Pousou uma fotografia na mesa. Afonso olhou, um arrepio percorreu-lhe a espinha. Era perturbadoramente parecido.
"Excelente."
Discutiram os pormenores financeiros, uma quantia avultada trocou de mãos.
"O pagamento final será feito no dia," disse Afonso, levantando-se. "Espero um serviço impecável."
"Não se preocupe, Senhor Alencar. A sua 'morte' será uma obra-prima."
Ao sair do prédio anónimo, o seu motorista, João, esperava-o com o Bentley.
"Para casa, Senhor Afonso?"
"Sim, João."
O carro deslizou pelas ruas de Lisboa, em direção à vivenda imponente que partilhava com Beatriz Moreira. A casa era um símbolo da sua relação, fria e grandiosa.
Beatriz estava na sala de estar quando ele entrou, desenhando numa grande prancheta. Era elegante, os cabelos escuros presos num coque desalinhado, a expressão concentrada. Levantou os olhos, e a frieza neles era habitual.
Ela aproximou-se, o cheiro subtil do seu perfume a envolvê-lo. Os seus dedos tocaram-lhe o braço, um gesto que costumava ser um prelúdio.
"Chegaste tarde," disse ela, a voz neutra. Tentou beijá-lo.
Afonso recuou instintivamente. "Não hoje, Beatriz."
Ela arqueou uma sobrancelha, surpresa e um leve toque de irritação.
"Algum problema? O nosso acordo ainda está de pé, ou o dinheiro para o tratamento do Tiago já não te compra a minha companhia?"
A sua pergunta era uma faca, direta e sem rodeios, lembrando-o da natureza do seu laço.
Afonso engoliu em seco. "Estou cansado. Só isso."
Beatriz deu de ombros, a indiferença dela era palpável. "Como queiras. Tenho trabalho." Voltou para os seus desenhos.
O telemóvel dela tocou. Ela atendeu, a voz a suavizar-se ligeiramente.

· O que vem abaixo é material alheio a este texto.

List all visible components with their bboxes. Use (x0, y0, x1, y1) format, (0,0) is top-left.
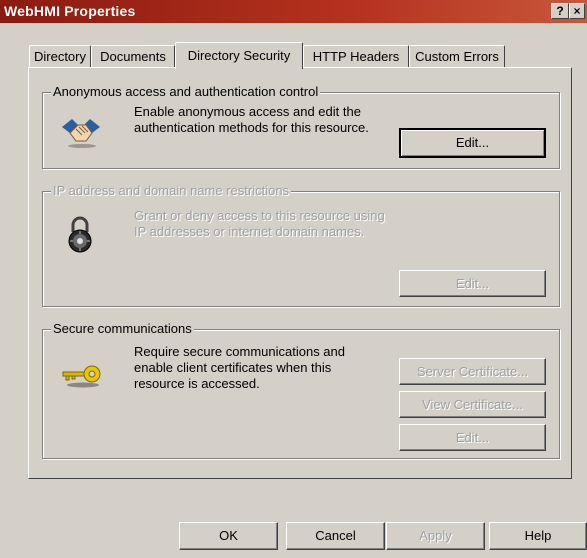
close-button[interactable]: × (569, 3, 585, 19)
ip-restrictions-group: IP address and domain name restrictions … (42, 183, 560, 307)
secure-edit-button[interactable]: Edit... (399, 424, 546, 451)
secure-communications-group: Secure communications Require secure com… (42, 321, 560, 459)
key-icon (62, 365, 101, 388)
tab-directory[interactable]: Directory (29, 45, 91, 68)
tab-strip: Directory Documents Directory Security H… (0, 42, 587, 69)
ip-edit-button[interactable]: Edit... (399, 270, 546, 297)
handshake-icon (62, 119, 100, 148)
padlock-icon (68, 216, 92, 253)
tab-documents[interactable]: Documents (91, 45, 175, 68)
cancel-button[interactable]: Cancel (286, 522, 385, 550)
tab-http-headers[interactable]: HTTP Headers (303, 45, 409, 68)
help-button[interactable]: ? (551, 3, 569, 19)
apply-button[interactable]: Apply (386, 522, 485, 550)
secure-communications-description: Require secure communications and enable… (134, 344, 345, 391)
ip-restrictions-description: Grant or deny access to this resource us… (134, 208, 385, 239)
anonymous-access-group: Anonymous access and authentication cont… (42, 84, 560, 169)
ok-button[interactable]: OK (179, 522, 278, 550)
tab-directory-security[interactable]: Directory Security (175, 42, 303, 69)
ip-restrictions-legend: IP address and domain name restrictions (51, 183, 292, 198)
tab-custom-errors[interactable]: Custom Errors (409, 45, 505, 68)
window-title: WebHMI Properties (4, 3, 136, 19)
anonymous-access-description: Enable anonymous access and edit the aut… (134, 104, 369, 135)
anonymous-access-legend: Anonymous access and authentication cont… (51, 84, 321, 99)
secure-communications-legend: Secure communications (51, 321, 194, 336)
server-certificate-button[interactable]: Server Certificate... (399, 358, 546, 385)
help-footer-button[interactable]: Help (489, 522, 587, 550)
anonymous-edit-button[interactable]: Edit... (399, 128, 546, 158)
title-bar: WebHMI Properties ? × (0, 0, 587, 23)
directory-security-panel: Anonymous access and authentication cont… (28, 67, 572, 479)
view-certificate-button[interactable]: View Certificate... (399, 391, 546, 418)
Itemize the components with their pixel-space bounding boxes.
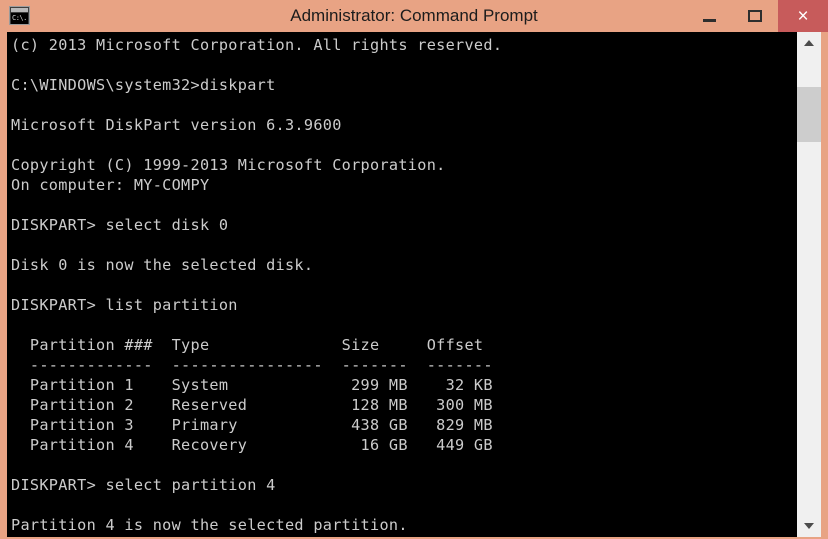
scroll-down-button[interactable] [797,515,821,537]
maximize-icon [748,10,762,22]
icon-prompt-glyph: C:\. [11,13,28,24]
chevron-down-icon [804,523,814,529]
console-client-area: (c) 2013 Microsoft Corporation. All righ… [7,32,821,537]
title-bar[interactable]: C:\. Administrator: Command Prompt × [0,0,828,32]
command-prompt-window: C:\. Administrator: Command Prompt × (c)… [0,0,828,539]
command-prompt-icon[interactable]: C:\. [9,6,30,25]
scrollbar-thumb[interactable] [797,87,821,142]
scroll-up-button[interactable] [797,32,821,54]
minimize-button[interactable] [686,0,732,32]
close-button[interactable]: × [778,0,828,32]
minimize-icon [702,18,716,22]
chevron-up-icon [804,40,814,46]
vertical-scrollbar[interactable] [797,32,821,537]
maximize-button[interactable] [732,0,778,32]
window-controls: × [686,0,828,32]
console-output-text: (c) 2013 Microsoft Corporation. All righ… [7,32,797,535]
scrollbar-track[interactable] [797,54,821,515]
console-output-pane[interactable]: (c) 2013 Microsoft Corporation. All righ… [7,32,797,537]
icon-titlebar-strip [11,8,28,12]
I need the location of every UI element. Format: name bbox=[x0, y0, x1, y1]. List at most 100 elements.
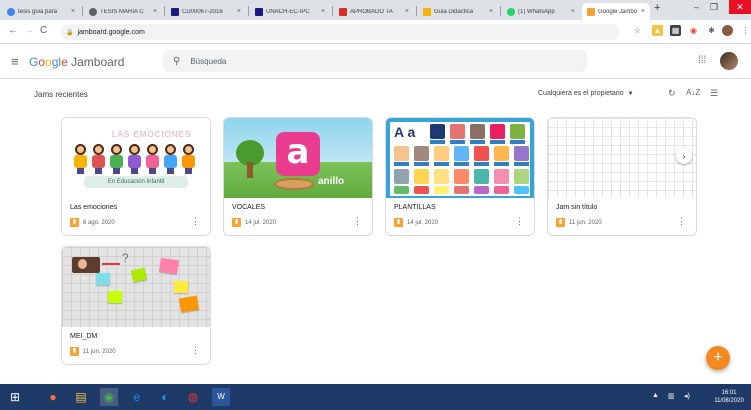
chrome-icon[interactable]: ◉ bbox=[100, 388, 118, 406]
more-options-icon[interactable]: ⋮ bbox=[515, 216, 524, 227]
slides-favicon-icon bbox=[423, 7, 431, 16]
child-illustration bbox=[74, 144, 87, 174]
logo-letter: e bbox=[61, 55, 68, 69]
cell-label bbox=[474, 162, 489, 166]
windows-start-icon[interactable]: ⊞ bbox=[6, 388, 24, 406]
search-input[interactable]: ⚲ Búsqueda bbox=[163, 50, 587, 72]
vowel-word: anillo bbox=[318, 176, 345, 187]
browser-tab-2[interactable]: TESIS MARIA C × bbox=[84, 3, 162, 20]
jamboard-logo[interactable]: Google Jamboard bbox=[29, 55, 124, 69]
cell-label bbox=[454, 162, 469, 166]
close-tab-icon[interactable]: × bbox=[321, 8, 325, 15]
minimize-window-icon[interactable]: – bbox=[694, 2, 699, 12]
browser-tab-6[interactable]: Guia Didactica × bbox=[418, 3, 498, 20]
tab-title: (1) WhatsApp bbox=[518, 8, 555, 15]
browser-tab-5[interactable]: APROBADO TA × bbox=[334, 3, 414, 20]
jam-card-las-emociones[interactable]: LAS EMOCIONES En Educación Infantil Las … bbox=[61, 117, 211, 236]
close-tab-icon[interactable]: × bbox=[489, 8, 493, 15]
sticky-note bbox=[96, 273, 110, 285]
extension-eye-icon[interactable]: ◉ bbox=[688, 25, 699, 36]
jamboard-file-icon: ▮ bbox=[394, 218, 403, 227]
jam-thumbnail: a anillo bbox=[224, 118, 372, 198]
jam-card-mei-dm[interactable]: ? MEI_DM ▮ 11 jun. 2020 ⋮ bbox=[61, 246, 211, 365]
more-options-icon[interactable]: ⋮ bbox=[677, 216, 686, 227]
account-avatar[interactable] bbox=[720, 52, 738, 70]
owner-filter-label: Cualquiera es el propietario bbox=[538, 90, 624, 97]
refresh-icon[interactable]: ↻ bbox=[668, 88, 676, 99]
cell-label bbox=[490, 140, 505, 144]
browser-tab-4[interactable]: UNACH-EC-IPC × bbox=[250, 3, 330, 20]
jam-date-text: 14 jul. 2020 bbox=[245, 219, 277, 226]
extensions-puzzle-icon[interactable]: ✱ bbox=[706, 25, 717, 36]
forward-icon[interactable]: → bbox=[24, 25, 34, 36]
jam-title: Jam sin título bbox=[556, 204, 598, 211]
tab-divider bbox=[248, 6, 249, 16]
edge-icon[interactable]: ◐ bbox=[156, 388, 174, 406]
ring-illustration bbox=[274, 178, 314, 190]
picture-cell bbox=[394, 186, 409, 194]
close-tab-icon[interactable]: × bbox=[153, 8, 157, 15]
close-tab-icon[interactable]: × bbox=[641, 8, 645, 15]
tab-divider bbox=[82, 6, 83, 16]
picture-cell bbox=[494, 186, 509, 194]
file-explorer-icon[interactable]: ▤ bbox=[72, 388, 90, 406]
jam-thumbnail: ? bbox=[62, 247, 210, 327]
recent-jams-heading: Jams recientes bbox=[34, 90, 88, 99]
extension-grid-icon[interactable]: ▦ bbox=[670, 25, 681, 36]
browser-tab-8-active[interactable]: Google Jambo × bbox=[582, 3, 650, 20]
more-options-icon[interactable]: ⋮ bbox=[191, 216, 200, 227]
firefox-icon[interactable]: ● bbox=[44, 388, 62, 406]
app-header: ≡ Google Jamboard ⚲ Búsqueda ⁞⁞⁞ bbox=[0, 45, 751, 79]
tab-title: TESIS MARIA C bbox=[100, 8, 144, 15]
child-illustration bbox=[146, 144, 159, 174]
back-icon[interactable]: ← bbox=[8, 25, 18, 36]
extension-thumb-icon[interactable]: ▲ bbox=[652, 25, 663, 36]
close-tab-icon[interactable]: × bbox=[237, 8, 241, 15]
sticky-note bbox=[178, 295, 200, 313]
jam-card-plantillas[interactable]: A a PLANTILLAS ▮ 14 jul. 2020 ⋮ bbox=[385, 117, 535, 236]
word-icon[interactable]: W bbox=[212, 388, 230, 406]
cell-label bbox=[414, 162, 429, 166]
sticky-note bbox=[130, 267, 148, 283]
close-window-icon[interactable]: ✕ bbox=[729, 0, 751, 14]
browser-menu-icon[interactable]: ⋮ bbox=[740, 25, 751, 36]
close-tab-icon[interactable]: × bbox=[571, 8, 575, 15]
search-icon: ⚲ bbox=[173, 55, 181, 67]
new-jam-button[interactable]: + bbox=[706, 346, 730, 370]
question-mark-doodle: ? bbox=[122, 251, 129, 265]
new-tab-button[interactable]: + bbox=[654, 2, 660, 14]
more-options-icon[interactable]: ⋮ bbox=[353, 216, 362, 227]
browser-tab-1[interactable]: tesis guia para × bbox=[2, 3, 80, 20]
picture-cell bbox=[470, 124, 485, 139]
profile-avatar-icon[interactable] bbox=[722, 25, 733, 36]
reload-icon[interactable]: C bbox=[40, 25, 47, 36]
opera-icon[interactable]: ◍ bbox=[184, 388, 202, 406]
browser-tab-7[interactable]: (1) WhatsApp × bbox=[502, 3, 580, 20]
address-bar[interactable]: 🔒 jamboard.google.com bbox=[60, 24, 620, 40]
internet-explorer-icon[interactable]: e bbox=[128, 388, 146, 406]
cell-label bbox=[514, 162, 529, 166]
close-tab-icon[interactable]: × bbox=[71, 8, 75, 15]
tray-up-arrow-icon[interactable]: ▲ bbox=[652, 392, 659, 399]
browser-tab-3[interactable]: CD00067-2016 × bbox=[166, 3, 246, 20]
main-menu-icon[interactable]: ≡ bbox=[11, 54, 19, 69]
more-options-icon[interactable]: ⋮ bbox=[191, 345, 200, 356]
close-tab-icon[interactable]: × bbox=[405, 8, 409, 15]
owner-filter-dropdown[interactable]: Cualquiera es el propietario ▼ bbox=[538, 90, 634, 97]
tab-divider bbox=[332, 6, 333, 16]
jam-card-jam-sin-titulo[interactable]: › Jam sin título ▮ 11 jun. 2020 ⋮ bbox=[547, 117, 697, 236]
volume-icon[interactable]: ◂) bbox=[684, 392, 690, 400]
next-frame-chevron-icon[interactable]: › bbox=[676, 148, 692, 164]
picture-cell bbox=[494, 169, 509, 184]
picture-cell bbox=[514, 186, 529, 194]
teacher-photo bbox=[72, 257, 100, 273]
taskbar-clock[interactable]: 16:01 11/08/2020 bbox=[708, 389, 750, 405]
sort-az-icon[interactable]: A↓Z bbox=[686, 88, 700, 97]
google-apps-icon[interactable]: ⁞⁞⁞ bbox=[698, 55, 706, 66]
windows-taskbar: ⊞ ● ▤ ◉ e ◐ ◍ W ▲ ▥ ◂) 16:01 11/08/2020 bbox=[0, 384, 751, 410]
bookmark-star-icon[interactable]: ☆ bbox=[632, 25, 643, 36]
list-view-icon[interactable]: ☰ bbox=[710, 88, 718, 99]
jam-card-vocales[interactable]: a anillo VOCALES ▮ 14 jul. 2020 ⋮ bbox=[223, 117, 373, 236]
restore-window-icon[interactable]: ❐ bbox=[710, 2, 718, 13]
network-icon[interactable]: ▥ bbox=[668, 392, 675, 400]
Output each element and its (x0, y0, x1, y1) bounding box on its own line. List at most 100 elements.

"Rui? Sim, claro. Encontramo-nos aí."
Desligou e agarrou na mala apressadamente.
"Vou sair," anunciou, já a caminho da porta. A urgência era incomum, e Afonso sabia que era por causa de Rui Costa.
"Beatriz, espera," Afonso começou, querendo dizer-lhe algo, qualquer coisa sobre a sua partida iminente, sobre a loucura que estava prestes a cometer.
Ela parou, impaciente. "O quê? Estou com pressa."
Ele olhou para o rosto dela, para a distância nos seus olhos. Desistiu.
"Nada. Diverte-te."
Ela saiu sem mais uma palavra.
Afonso ficou sozinho na sala imensa, o eco da sua própria resignação a preencher o silêncio.
"Vou-me embora, Beatriz," murmurou para o vazio. "Para sempre."
Cinco anos antes, Afonso era um estudante universitário rico e influente. Beatriz era uma colega de arquitetura, talentosa mas pobre, lutando para pagar o tratamento contínuo do irmão mais novo, Tiago.
Afonso viu uma oportunidade. Propôs-lhe um acordo: ele cobriria todas as despesas médicas de Tiago. Em troca, Beatriz seria sua namorada, viveria com ele, cumpriria as suas exigências. Até ele se cansar.
Beatriz, desesperada, aceitou. Ele "comprou-a", movido por um desejo de posse que confundia com afeto.
Durante cinco anos, a relação transacional persistiu. Afonso pagava, Beatriz cumpria. Ele, no entanto, alimentava a esperança secreta de que, um dia, ela o amaria de verdade.
Até que, há poucas semanas, um acidente trivial – uma queda, uma pancada na cabeça – mudou tudo.
Quando acordou, não era apenas Afonso Alencar. Era Afonso Alencar, o "personagem coadjuvante vilão" numa história. Uma história onde Beatriz era a heroína e Rui Costa, o seu amigo de infância, o herói predestinado.
A trama era clara: Beatriz, após o sucesso de um grande projeto de arquitetura, deixá-lo-ia. As suas tentativas desesperadas e possessivas de a reconquistar, de prejudicar Rui, levariam-no a uma morte trágica e solitária.
O medo gelou-o. A premonição era demasiado real, demasiado detalhada.
Lutou contra isso, tentou ignorar. Mas a narrativa parecia puxá-lo, cada interação com Beatriz, cada olhar trocado com Rui, confirmava o seu papel.
Finalmente, exausto e desesperado, tomou uma decisão drástica: simular a própria morte. Se não podia mudar a história, talvez pudesse escapar dela. E escapar de Beatriz.